Spirit, which opened last Memorial Day weekend, is about a wild bronco in the late 1800s. After being captured by the U.S. Calvary, he escapes with the help of a Lakota brave articulated by Cherokee actor Daniel Studi. Although the stallion himself does not talk, narrator Matt Damon offers insight into the equine thought process. For additional emotional emphasis, Bryan Adams sings his own horse-sensitive tunes on the soundtrack.
The movie earned $80 million at the box office, according to Fusco, "and the DVD sales were through the roof."
When approached by Steven Spielberg and Jeffrey Katzenberg, two of three partners who own the Hollywood studio, Fusco was initially reluctant to work on the animated picture. "I had zero interest in that medium," he explains.
But when he learned it was supposed to be an animated Western "from the point of view of the horse," Fusco changed his mind. He simply asked: "When do we get started?"
Given free rein, so to speak, his inclination was to deliver a story that was both historically accurate and respectful of Native American traditions. "I drew from the voices of indigenous peoples to create the narration, making it a kind of sparse haiku while trying not to anthropomorphize," Fusco says. No wisecracking cinematic animals for him.

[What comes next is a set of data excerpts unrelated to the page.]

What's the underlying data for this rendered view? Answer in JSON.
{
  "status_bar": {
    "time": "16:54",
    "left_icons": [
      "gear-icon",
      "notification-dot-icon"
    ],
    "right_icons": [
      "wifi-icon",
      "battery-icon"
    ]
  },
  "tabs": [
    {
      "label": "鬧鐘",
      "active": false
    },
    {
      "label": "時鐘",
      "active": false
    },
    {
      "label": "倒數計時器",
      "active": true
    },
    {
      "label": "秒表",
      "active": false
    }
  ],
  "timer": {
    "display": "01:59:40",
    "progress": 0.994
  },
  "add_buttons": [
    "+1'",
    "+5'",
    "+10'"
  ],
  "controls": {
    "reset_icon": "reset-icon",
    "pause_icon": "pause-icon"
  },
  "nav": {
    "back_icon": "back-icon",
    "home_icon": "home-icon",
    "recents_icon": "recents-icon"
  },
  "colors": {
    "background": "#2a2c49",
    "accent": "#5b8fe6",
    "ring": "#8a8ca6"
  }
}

Hundreds of animators labored on the project, which was predominantly hand-drawn and hand-painted - unheard of in an age dominated by computer-generated imagery. These old-fashioned analogues match the look that had taken shape in Fusco's imagination. "I didn't want a singing-horse cartoon," he says. His own visual inspiration came from artists like Frederic Remington and Charles Russell.
Since the success of Spirit, Fusco has been inundated with animation offers, but he's already at work on other projects. The long-delayed Rebels, his homage to Ethan Allen and the Green Mountain Boys, is likely to start shooting in Vermont and Canada this fall or in early spring 2004. Before that, there's supposed to be a summer start on the remake of Billy Jack, "my radical, updated approach to the  indie cult film" about a mystical Vietnam veteran who defends the people and horses on an Arizona reservation.

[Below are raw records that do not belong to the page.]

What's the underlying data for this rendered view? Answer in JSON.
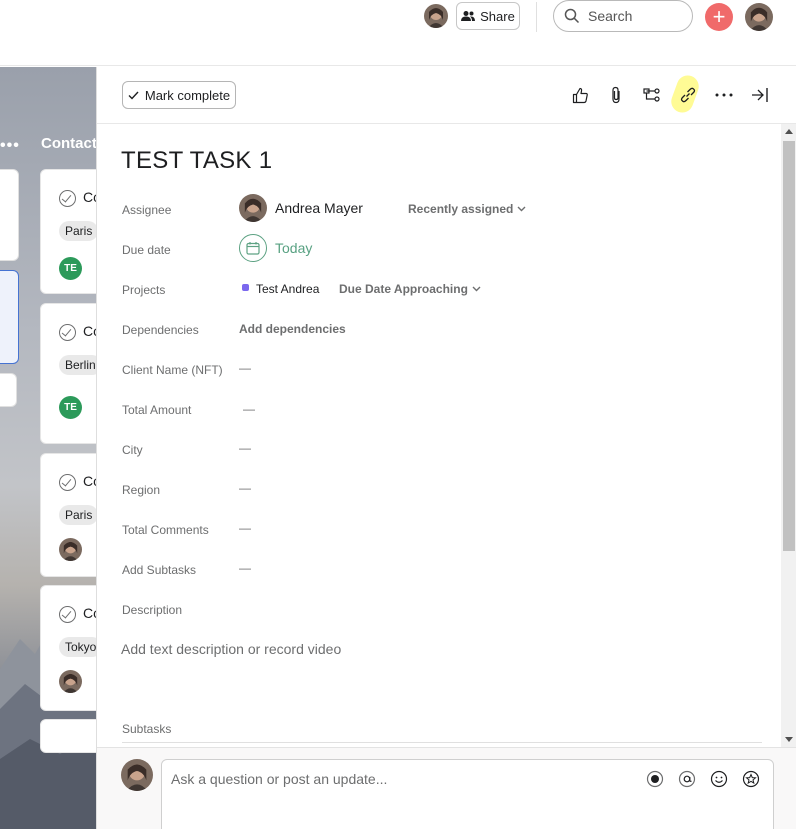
{
  "topbar": {
    "share_label": "Share",
    "search_placeholder": "Search",
    "create_label": "+"
  },
  "board": {
    "column_dots": "•••",
    "column_title": "Contacts",
    "cards": [
      {
        "title": "Co",
        "tag": "Paris",
        "assignee": "TE"
      },
      {
        "title": "Co",
        "tag": "Berlin",
        "assignee": "TE"
      },
      {
        "title": "Co",
        "tag": "Paris",
        "assignee": "avatar"
      },
      {
        "title": "Co",
        "tag": "Tokyo",
        "assignee": "avatar"
      }
    ]
  },
  "toolbar": {
    "mark_complete_label": "Mark complete",
    "icons": [
      "like-icon",
      "attachment-icon",
      "subtask-icon",
      "link-icon",
      "more-icon",
      "close-pane-icon"
    ]
  },
  "task": {
    "title": "TEST TASK 1",
    "fields": {
      "assignee_label": "Assignee",
      "assignee_name": "Andrea Mayer",
      "recently_assigned": "Recently assigned",
      "due_date_label": "Due date",
      "due_date_value": "Today",
      "projects_label": "Projects",
      "project_name": "Test Andrea",
      "project_status": "Due Date Approaching",
      "dependencies_label": "Dependencies",
      "dependencies_value": "Add dependencies",
      "client_name_label": "Client Name (NFT)",
      "client_name_value": "—",
      "total_amount_label": "Total Amount",
      "total_amount_value": "—",
      "city_label": "City",
      "city_value": "—",
      "region_label": "Region",
      "region_value": "—",
      "total_comments_label": "Total Comments",
      "total_comments_value": "—",
      "add_subtasks_label": "Add Subtasks",
      "add_subtasks_value": "—",
      "description_label": "Description",
      "description_placeholder": "Add text description or record video",
      "subtasks_label": "Subtasks"
    }
  },
  "comment": {
    "placeholder": "Ask a question or post an update..."
  },
  "colors": {
    "accent_red": "#f06a6a",
    "due_green": "#58a182",
    "project_purple": "#7b68ee",
    "te_green": "#2c9a5a",
    "highlight_yellow": "#fffb8a"
  }
}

Fusco's Dreamkeeper, a mini-series that also has an Indian theme, airs on ABC May 11 and 12. Somehow the guy finds time to turn out books, too; he's currently writing his second novel, which will tap into the ambiance of blues music in New Orleans. The Big Easy is familiar territory: As a displaced Connecticut Yankee, he was once the lead singer and songwriter for a 1970s Southern rock band called the Dixie Road Ducks.
That legacy may be the reason Fusco's "sparse haiku" unleashed his more intense poetic yearnings. "I got a little carried away and also wrote songs for the screenplay" of Spirit, he says. Though this unbridled effort was not accepted by DreamWorks, it did help "inform the soundtrack."
News of the Oscar nod came by telephone a few weeks ago while Fusco was on the Mojave Desert set of Hidalgo, his big-budget Disney film about a late-19th-century American cowboy that opens in October. He took the call while sitting with one of the stars, Lord of the Rings hunk Viggo Mortensen. "It was my agents, congratulating me," the scribe remembers. "Viggo's movie had just gotten, like, six nominations, so I didn't do much bragging."
Katzenberg persuaded Fusco to attend the big awards shindig. If Spirit wins in the long-animation category, the movie mogul might insist the wordsmith accompany him on stage - an appearance typically reserved just for producers. "Truthfully," the countrified caballero demurs, "I just want to stay home and watch it at the Morrisville VFW.